Serve hot garnished with chopped avocado and cilantro and chips for dipping.
Recipe Two: A Classic Veggie Chili
1 large onion, chopped
1 green pepper, seeded and chopped
Several cloves of garlic, chopped
1 tablespoon olive oil
1 package tempeh, crumbled
1 packageTofurkey ground beef
1/4 teaspoon ground cumin
1/4 teaspoon ground oregano
1/4 teaspoon ground turmeric
1/4 teaspoon ground basil
1 tablespoon chili powder
1/2 tsp salt
3 tablespoons red wine vinegar
Several tomatoes, depending on size, chopped (use the ripest most red tomatoes)
2 cups red kidney beans
Saute onions, green pepper and garlic in olive oil until soft.

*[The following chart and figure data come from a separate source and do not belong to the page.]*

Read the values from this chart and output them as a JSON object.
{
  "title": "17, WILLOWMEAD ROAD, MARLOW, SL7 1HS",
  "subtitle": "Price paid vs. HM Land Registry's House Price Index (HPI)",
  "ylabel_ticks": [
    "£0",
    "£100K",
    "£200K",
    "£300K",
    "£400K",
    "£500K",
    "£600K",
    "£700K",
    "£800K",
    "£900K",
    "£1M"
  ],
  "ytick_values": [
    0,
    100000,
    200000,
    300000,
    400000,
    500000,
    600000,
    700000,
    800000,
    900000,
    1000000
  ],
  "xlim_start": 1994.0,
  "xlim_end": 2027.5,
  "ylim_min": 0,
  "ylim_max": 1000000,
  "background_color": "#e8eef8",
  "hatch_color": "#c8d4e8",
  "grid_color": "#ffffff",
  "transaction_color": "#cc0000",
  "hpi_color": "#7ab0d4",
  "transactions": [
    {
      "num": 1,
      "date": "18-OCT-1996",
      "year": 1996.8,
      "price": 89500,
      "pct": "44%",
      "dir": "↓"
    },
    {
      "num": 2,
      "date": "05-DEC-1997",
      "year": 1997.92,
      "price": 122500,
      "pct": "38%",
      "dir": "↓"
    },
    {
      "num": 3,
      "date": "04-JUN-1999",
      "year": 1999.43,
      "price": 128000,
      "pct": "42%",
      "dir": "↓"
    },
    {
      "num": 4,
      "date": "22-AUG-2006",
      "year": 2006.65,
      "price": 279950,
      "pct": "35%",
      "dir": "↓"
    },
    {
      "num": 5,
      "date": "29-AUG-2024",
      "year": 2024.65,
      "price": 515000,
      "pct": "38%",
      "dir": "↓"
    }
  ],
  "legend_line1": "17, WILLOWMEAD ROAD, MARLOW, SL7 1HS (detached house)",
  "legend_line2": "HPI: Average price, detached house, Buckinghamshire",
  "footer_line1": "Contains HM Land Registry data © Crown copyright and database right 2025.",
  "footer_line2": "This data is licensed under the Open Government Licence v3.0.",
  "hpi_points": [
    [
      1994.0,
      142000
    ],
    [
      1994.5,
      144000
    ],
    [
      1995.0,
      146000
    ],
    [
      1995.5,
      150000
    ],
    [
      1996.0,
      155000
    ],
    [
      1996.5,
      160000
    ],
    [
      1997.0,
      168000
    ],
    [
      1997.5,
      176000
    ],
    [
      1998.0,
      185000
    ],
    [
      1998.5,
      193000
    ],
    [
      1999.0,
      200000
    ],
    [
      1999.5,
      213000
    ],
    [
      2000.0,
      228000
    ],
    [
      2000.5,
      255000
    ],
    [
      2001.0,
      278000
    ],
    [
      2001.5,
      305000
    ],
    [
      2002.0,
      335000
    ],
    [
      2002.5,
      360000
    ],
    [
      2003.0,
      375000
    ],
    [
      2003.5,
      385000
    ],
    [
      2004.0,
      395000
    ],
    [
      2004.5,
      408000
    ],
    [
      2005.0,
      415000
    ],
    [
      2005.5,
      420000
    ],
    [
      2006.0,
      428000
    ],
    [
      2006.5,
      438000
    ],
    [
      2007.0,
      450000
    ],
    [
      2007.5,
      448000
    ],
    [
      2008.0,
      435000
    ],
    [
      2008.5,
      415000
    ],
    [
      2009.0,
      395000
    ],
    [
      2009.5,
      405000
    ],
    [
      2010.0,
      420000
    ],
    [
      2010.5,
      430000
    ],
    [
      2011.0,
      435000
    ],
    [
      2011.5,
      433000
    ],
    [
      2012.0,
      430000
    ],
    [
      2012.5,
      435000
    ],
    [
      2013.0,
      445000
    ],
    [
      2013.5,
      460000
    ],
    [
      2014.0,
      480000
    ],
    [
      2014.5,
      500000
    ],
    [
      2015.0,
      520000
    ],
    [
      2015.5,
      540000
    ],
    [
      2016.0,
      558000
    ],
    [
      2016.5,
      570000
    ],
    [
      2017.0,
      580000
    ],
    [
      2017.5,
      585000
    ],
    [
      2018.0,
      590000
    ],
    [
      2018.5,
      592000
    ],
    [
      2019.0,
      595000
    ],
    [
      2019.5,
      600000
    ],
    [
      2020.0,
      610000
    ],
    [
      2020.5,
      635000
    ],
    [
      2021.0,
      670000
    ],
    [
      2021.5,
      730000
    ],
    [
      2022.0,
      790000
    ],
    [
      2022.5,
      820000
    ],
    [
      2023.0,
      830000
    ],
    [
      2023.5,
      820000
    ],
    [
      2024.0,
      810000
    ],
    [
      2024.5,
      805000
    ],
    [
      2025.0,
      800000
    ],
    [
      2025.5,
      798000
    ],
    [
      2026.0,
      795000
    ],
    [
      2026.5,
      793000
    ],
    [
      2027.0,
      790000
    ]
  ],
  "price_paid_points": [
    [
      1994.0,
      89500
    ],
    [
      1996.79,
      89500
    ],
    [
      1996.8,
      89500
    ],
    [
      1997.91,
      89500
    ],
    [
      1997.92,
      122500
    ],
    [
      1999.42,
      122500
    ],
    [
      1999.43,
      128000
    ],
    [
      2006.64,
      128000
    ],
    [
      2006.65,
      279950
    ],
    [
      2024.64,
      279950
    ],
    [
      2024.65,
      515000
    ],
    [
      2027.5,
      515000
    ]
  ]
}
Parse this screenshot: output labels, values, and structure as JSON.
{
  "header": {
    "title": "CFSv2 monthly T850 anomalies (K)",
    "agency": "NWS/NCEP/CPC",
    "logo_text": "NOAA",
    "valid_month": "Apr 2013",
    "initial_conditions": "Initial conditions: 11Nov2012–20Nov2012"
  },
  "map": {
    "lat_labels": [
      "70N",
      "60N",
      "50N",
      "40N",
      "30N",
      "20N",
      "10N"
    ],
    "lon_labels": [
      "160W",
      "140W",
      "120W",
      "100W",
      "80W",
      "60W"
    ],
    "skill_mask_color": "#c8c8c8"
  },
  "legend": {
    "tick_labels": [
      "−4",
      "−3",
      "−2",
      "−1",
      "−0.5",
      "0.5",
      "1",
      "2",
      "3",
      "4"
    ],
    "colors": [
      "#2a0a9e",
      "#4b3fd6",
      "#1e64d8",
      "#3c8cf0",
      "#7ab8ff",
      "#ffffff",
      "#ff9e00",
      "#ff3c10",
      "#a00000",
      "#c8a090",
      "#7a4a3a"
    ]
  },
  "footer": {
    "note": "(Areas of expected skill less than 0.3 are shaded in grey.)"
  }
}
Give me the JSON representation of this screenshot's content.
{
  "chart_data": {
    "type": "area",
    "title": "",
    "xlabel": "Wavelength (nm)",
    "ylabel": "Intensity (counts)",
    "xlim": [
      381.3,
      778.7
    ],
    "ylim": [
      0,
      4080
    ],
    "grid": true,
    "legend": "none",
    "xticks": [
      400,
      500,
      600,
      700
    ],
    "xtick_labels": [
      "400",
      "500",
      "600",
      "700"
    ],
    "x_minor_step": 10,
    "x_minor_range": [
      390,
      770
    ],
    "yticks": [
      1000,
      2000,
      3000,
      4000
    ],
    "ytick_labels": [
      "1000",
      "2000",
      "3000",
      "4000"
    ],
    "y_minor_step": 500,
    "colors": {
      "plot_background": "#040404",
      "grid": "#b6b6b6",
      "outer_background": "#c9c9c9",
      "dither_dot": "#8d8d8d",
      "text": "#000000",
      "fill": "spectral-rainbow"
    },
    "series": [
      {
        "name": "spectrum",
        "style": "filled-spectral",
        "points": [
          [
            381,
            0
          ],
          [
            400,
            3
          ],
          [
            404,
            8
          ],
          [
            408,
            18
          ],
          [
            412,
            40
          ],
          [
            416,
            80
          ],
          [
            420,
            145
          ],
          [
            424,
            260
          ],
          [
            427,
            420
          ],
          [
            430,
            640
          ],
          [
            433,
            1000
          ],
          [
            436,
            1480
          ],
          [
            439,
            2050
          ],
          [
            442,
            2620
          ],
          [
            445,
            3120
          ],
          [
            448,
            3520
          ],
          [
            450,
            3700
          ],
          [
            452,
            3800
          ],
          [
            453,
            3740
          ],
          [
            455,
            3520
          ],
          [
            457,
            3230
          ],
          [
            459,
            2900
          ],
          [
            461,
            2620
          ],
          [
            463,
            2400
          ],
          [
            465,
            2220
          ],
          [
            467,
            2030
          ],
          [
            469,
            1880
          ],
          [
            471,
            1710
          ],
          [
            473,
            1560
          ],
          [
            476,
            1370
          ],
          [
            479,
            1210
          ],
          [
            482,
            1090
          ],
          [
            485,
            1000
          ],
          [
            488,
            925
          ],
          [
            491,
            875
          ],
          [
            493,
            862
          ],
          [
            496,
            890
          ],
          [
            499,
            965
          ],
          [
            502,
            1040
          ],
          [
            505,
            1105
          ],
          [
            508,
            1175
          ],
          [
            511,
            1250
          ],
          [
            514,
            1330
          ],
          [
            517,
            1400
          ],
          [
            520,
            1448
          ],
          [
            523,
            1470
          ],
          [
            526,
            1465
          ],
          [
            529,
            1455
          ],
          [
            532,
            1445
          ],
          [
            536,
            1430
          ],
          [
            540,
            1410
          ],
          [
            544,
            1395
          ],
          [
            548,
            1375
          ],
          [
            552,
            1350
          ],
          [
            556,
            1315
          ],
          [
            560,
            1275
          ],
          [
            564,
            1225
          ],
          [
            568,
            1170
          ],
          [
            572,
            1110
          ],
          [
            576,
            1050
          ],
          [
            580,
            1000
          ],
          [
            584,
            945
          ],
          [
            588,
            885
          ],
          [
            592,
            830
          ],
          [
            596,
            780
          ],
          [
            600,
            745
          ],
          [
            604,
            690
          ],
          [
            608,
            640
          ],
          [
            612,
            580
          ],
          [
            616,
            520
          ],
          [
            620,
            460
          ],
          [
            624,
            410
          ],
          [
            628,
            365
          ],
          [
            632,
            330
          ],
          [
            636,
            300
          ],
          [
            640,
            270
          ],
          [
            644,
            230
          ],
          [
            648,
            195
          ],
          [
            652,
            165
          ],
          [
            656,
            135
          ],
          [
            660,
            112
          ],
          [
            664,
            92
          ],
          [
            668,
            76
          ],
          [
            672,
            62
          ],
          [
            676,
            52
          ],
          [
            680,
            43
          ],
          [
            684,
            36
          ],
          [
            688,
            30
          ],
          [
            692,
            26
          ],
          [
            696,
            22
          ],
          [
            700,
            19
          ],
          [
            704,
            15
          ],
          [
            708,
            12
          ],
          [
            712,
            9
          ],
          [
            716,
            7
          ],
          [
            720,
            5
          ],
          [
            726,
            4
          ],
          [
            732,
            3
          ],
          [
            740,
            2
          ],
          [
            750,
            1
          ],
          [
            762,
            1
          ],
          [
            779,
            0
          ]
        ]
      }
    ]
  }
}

Add tempeh (and any other fake meat you are using) and brown.
Combine spices together into a mixture, then add to ground meat.
Add red wine vinegar.
Add tomatoes and let simmer, until tomatoes cook down (20 to 30 minutes).
Add kidney beans and cook for a few more minutes.
Serve over white or brown rice. Garnish with vegan queso or Daiya cheddar cheese, onions and vegan sour cream. Makes great Frito pie!